In the screening phase, compounds were optimised regarding their efficacy (in vitro and in vivo) and their general suitability for development as a new treatment expressed by favourable properties of the molecules regarding their physicochemical characteristics, ADME/PK and safety. Owing to the mechanism of QC inhibition, compounds were examined for their CYP and off-target liability early in the screening cascade. A specific prerequisite for a successful AD medication is the optimisation of compounds to display good blood/brain permeability. Therefore, the determination of the brain penetration potential in combination with unbound drug concentrations in plasma and brain of several animal species were essential screening parameters. The PK data from mouse, rat and monkey in combination with relevant in vitro data were the basis for a human PK prediction to select candidates suitable for once a day dosing in humans.

During exploratory development phase some toxicological, genotoxicity and safety pharmacology studies were frontloaded from the regulatory development phase to estimate general toxicity of selected QC inhibitors.

The preclinical screening process was paralleled by a chemical-pharmaceutical development process evaluating the economy of the synthesis process, up-scalability of potential APIs and formulation feasibility. A key quality aspect for QC inhibitors was the chemical and chiral stability of the selected QC inhibitors.
A specific problem in the preclinical development of a new AD treatment is the availability and relevance of AD related pharmacological animal models to demonstrate the proof-of-concept in animals and to perform pharmacodynamic studies in the foreseen therapeutic application. To overcome the drawbacks of existing animal models, which only reflect aspects of human pathology and show a late onset, the development of new transgenic animal models specifically addressing the formation of pyroGlu-Aß was initiated.

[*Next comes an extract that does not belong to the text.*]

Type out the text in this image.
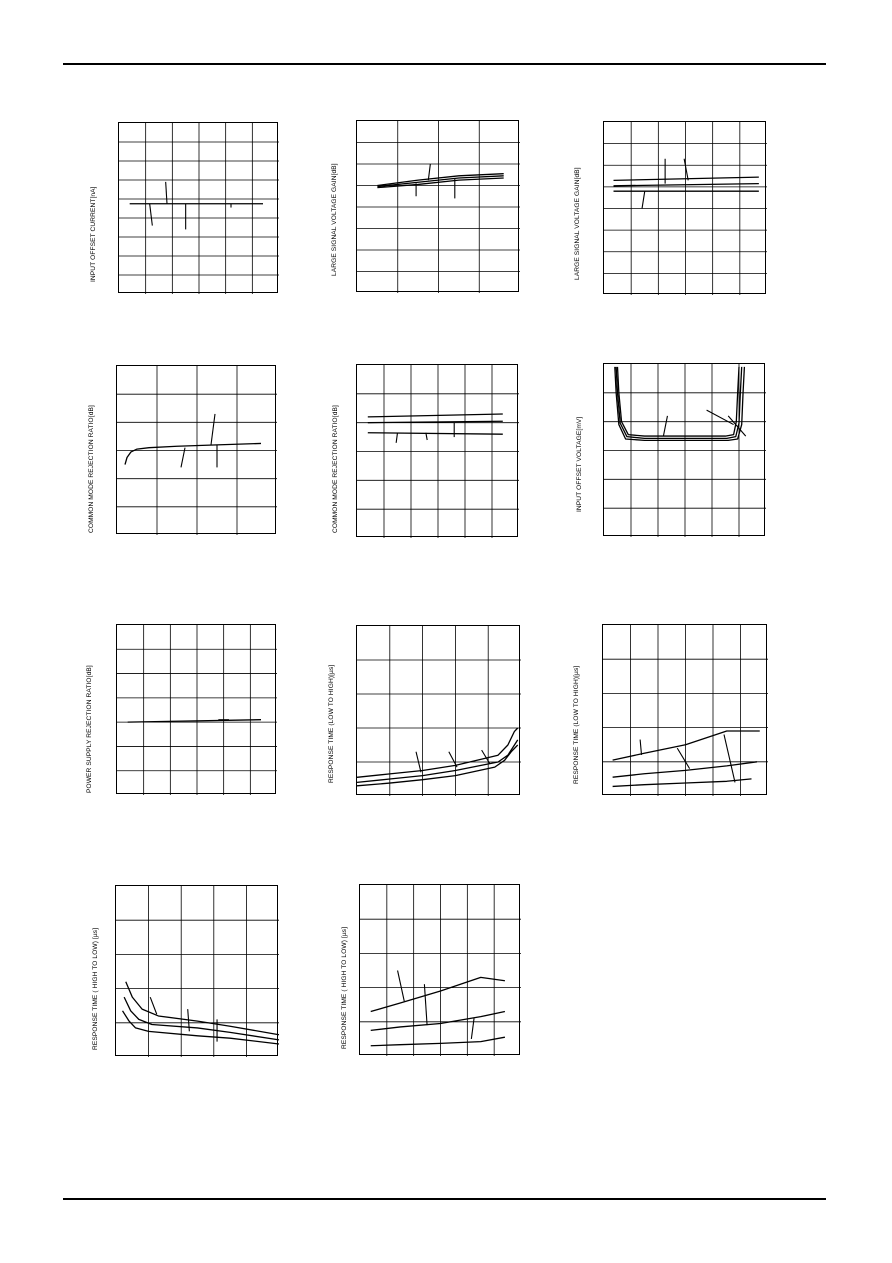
INPUT OFFSET CURRENT[nA]	LARGE SIGNAL VOLTAGE GAIN[dB]	LARGE SIGNAL VOLTAGE GAIN[dB]
COMMON MODE REJECTION RATIO[dB]	COMMON MODE REJECTION RATIO[dB]	INPUT OFFSET VOLTAGE[mV]
POWER SUPPLY REJECTION RATIO[dB]	RESPONSE TIME (LOW TO HIGH)[µs]	RESPONSE TIME (LOW TO HIGH)[µs]
RESPONSE TIME ( HIGH TO LOW) [µs]	RESPONSE TIME ( HIGH TO LOW) [µs]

On the basis of the data set resulting from compound screening and exploratory development studies, the clinical candidate will be nominated and the regulatory preclinical development phase begins. During this highly regulated development phase, in-depth understanding of the pharmacodynamic, pharmacokinetic and toxicological characteristics of the clinical candidate is acquired to pursue the planned clinical program.

The clinical program up to proof-of-concept in humans is planned to be covered by three clinical phase I trials. Three phase I trials consisting of the FiM trial in healthy volunteers, a single dose, bioavailability trial in young and elderly volunteers and a multiple dose trial in young and elderly volunteers should give a sound data base to start a phase IIa/POC trial in mild to moderate patients. Specific AD related key aspects in therapeutic clinical trial designs are related to the complexity of the disease and the target organ. Biomarkers from brain homogenate to measure efficacy in transgenic mice cannot directly be adopted into clinical trials due to ethical and practical reasons. To support the POC trial, a biomarker program was initiated to establish progression sensitive biomarkers in plasma and CSF as a complement to imaging techniques like PET and/or MRI. To claim for disease modification, efficacy has to be demonstrated by combination of clinical and biomarker endpoints.

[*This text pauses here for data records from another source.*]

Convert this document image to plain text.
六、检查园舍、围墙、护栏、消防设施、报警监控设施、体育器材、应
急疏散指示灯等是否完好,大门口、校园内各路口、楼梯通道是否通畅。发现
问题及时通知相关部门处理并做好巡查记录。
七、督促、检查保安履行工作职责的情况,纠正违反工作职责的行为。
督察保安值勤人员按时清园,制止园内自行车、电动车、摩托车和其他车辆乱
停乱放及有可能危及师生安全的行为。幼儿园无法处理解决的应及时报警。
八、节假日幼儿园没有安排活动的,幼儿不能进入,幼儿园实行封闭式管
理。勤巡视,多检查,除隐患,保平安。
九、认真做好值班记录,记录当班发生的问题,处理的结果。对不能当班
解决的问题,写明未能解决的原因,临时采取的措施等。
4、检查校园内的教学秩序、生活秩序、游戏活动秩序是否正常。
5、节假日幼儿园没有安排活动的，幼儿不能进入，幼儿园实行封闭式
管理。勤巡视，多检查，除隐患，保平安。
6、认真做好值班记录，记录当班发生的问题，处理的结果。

It was the objective of this thesis to suggest a strategy for the development of a new active substance from preclinical testing to proof-of-concept for a new AD treatment. Regulatory requirements and experience from more than two decades of AD drug development provide the framework for a product-specific development approach. It was tried to identify the AD specific hurdles during the compound screening/exploratory development phase and during the preclinical and early clinical development phases. In summary, the development of a new treatment for Alzheimers Disease remains a challenge. The future will show whether the suggested development program is the right program for a new AD modifying medication.